Yuan Weaponization Threat Fades on Biggest Rally Since 2005
(Bloomberg) -- The yuan’s gains this week, its largest since 2005, may offer the best clue yet that China and the U.S. are nearing a deal on trade.
As investors try to assess comments from officials following three days of talks between the two sides in Beijing, Chinese authorities have allowed the currency to climb to a five-month high. That’s a stark contrast to moves last year, when investors feared they would deliberately weaken it to pressure the U.S. in negotiations.

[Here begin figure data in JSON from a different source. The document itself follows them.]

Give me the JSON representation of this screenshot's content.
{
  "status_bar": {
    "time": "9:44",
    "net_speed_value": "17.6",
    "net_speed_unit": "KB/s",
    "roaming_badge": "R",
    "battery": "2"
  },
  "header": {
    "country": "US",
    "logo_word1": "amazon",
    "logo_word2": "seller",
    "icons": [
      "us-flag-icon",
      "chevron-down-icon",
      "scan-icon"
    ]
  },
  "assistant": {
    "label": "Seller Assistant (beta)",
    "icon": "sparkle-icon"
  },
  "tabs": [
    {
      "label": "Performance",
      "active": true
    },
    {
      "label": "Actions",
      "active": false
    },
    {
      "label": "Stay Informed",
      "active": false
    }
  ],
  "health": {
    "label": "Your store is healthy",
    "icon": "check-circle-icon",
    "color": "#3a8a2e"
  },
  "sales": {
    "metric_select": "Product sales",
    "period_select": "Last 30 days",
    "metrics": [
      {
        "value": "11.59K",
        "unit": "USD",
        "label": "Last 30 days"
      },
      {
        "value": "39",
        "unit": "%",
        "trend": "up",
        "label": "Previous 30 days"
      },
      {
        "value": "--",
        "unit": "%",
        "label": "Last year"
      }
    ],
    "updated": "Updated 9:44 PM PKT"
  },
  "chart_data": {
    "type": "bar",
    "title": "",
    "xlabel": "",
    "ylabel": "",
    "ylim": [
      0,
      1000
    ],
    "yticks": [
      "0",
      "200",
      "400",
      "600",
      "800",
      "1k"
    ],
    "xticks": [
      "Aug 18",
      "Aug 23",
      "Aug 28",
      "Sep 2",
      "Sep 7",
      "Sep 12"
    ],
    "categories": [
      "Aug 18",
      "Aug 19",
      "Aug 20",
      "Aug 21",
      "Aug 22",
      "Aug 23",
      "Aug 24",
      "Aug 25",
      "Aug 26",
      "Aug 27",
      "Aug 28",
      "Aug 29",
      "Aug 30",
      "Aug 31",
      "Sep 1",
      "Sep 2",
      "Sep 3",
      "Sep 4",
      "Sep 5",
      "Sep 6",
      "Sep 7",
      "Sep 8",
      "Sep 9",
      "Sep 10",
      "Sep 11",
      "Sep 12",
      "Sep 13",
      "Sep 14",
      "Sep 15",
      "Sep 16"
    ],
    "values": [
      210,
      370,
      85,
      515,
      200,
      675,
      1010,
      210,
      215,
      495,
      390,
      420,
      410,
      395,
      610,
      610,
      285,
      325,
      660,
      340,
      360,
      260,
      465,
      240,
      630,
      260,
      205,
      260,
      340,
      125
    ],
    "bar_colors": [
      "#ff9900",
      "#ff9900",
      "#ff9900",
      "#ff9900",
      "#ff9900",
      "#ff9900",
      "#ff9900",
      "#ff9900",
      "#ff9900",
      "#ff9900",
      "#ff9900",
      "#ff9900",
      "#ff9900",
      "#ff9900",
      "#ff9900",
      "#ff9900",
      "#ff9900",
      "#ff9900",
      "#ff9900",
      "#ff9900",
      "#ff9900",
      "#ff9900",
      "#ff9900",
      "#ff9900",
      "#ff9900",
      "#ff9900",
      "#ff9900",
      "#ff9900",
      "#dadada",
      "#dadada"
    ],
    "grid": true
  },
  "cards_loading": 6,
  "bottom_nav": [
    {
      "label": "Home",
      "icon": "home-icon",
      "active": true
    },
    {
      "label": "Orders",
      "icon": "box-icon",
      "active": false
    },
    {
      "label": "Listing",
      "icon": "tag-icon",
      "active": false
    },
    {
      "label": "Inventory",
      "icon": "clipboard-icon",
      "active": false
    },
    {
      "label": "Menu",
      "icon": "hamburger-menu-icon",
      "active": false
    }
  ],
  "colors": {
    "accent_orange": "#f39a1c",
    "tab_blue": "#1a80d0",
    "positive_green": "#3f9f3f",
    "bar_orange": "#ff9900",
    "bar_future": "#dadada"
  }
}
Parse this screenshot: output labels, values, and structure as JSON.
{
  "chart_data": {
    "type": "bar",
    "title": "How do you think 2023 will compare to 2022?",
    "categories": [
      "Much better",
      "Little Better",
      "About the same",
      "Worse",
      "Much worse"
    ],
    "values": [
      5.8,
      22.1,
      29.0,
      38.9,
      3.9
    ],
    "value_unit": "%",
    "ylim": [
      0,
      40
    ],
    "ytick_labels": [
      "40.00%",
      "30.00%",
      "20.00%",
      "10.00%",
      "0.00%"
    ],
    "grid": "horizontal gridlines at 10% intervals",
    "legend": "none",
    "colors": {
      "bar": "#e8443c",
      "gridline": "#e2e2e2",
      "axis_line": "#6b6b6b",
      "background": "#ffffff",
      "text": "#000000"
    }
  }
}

The yuan appreciated 1.8 percent against its U.S. counterpart this week, reaching 6.7400 per dollar, its strongest level since July. The Federal Reserve’s shift to pause mode has helped the currency defy a deepening slowdown across the world’s No. 2 economy -- the Bloomberg Dollar Spot Index tumbled 0.9 percent in the same period, its worst weekly performance in almost a year. The offshore yuan pared a gain today after a report from MNI that the central bank doesn’t want a sharp appreciation by the yuan.
“The premise is that Beijing’s policy makers would cap dollar-yuan below 7 in an effort not to further antagonize U.S.-China trade relations,” Claudio Piron, co-head of Asia FX and rates strategy at Bank of America Merrill Lynch in Singapore, said in a report this week.
China described the three-day meetings with U.S. counterparts as “extensive, in-depth and detailed,” laying the foundation for a resolution to the trade conflict. Presidents Donald Trump and Xi Jinping have given their officials until March 1 to reach an agreement on “structural changes” to the Chinese economy. Vice Premier Liu He is set to visit Washington on Jan. 30 and Jan. 31 for further trade talks, according to people familiar with the plans.
Last year, escalating trade tensions with the U.S. and looser monetary policy aimed at helping China’s slowing economy had investors wondering whether Chinese authorities would let the yuan drop past 7 per dollar for the first time since 2008. It weakened as far as 6.9780 per dollar on Oct. 31 before signs of easing tension between the two nations sparked a turnaround.
The yuan’s strong performance so far this year also stands in sharp contrast to China’s deepening economic woes. A December manufacturing gauge dropped below 50 -- the level that denotes contraction -- to its weakest since early 2016. The latest price readings were well short of estimates, rekindling deflation fears and leaving more room for the central bank to cut interest rates, Citigroup said in a note to clients on Wednesday. And the prospect of lower rates, in turn, may suggest the yuan should be slumping.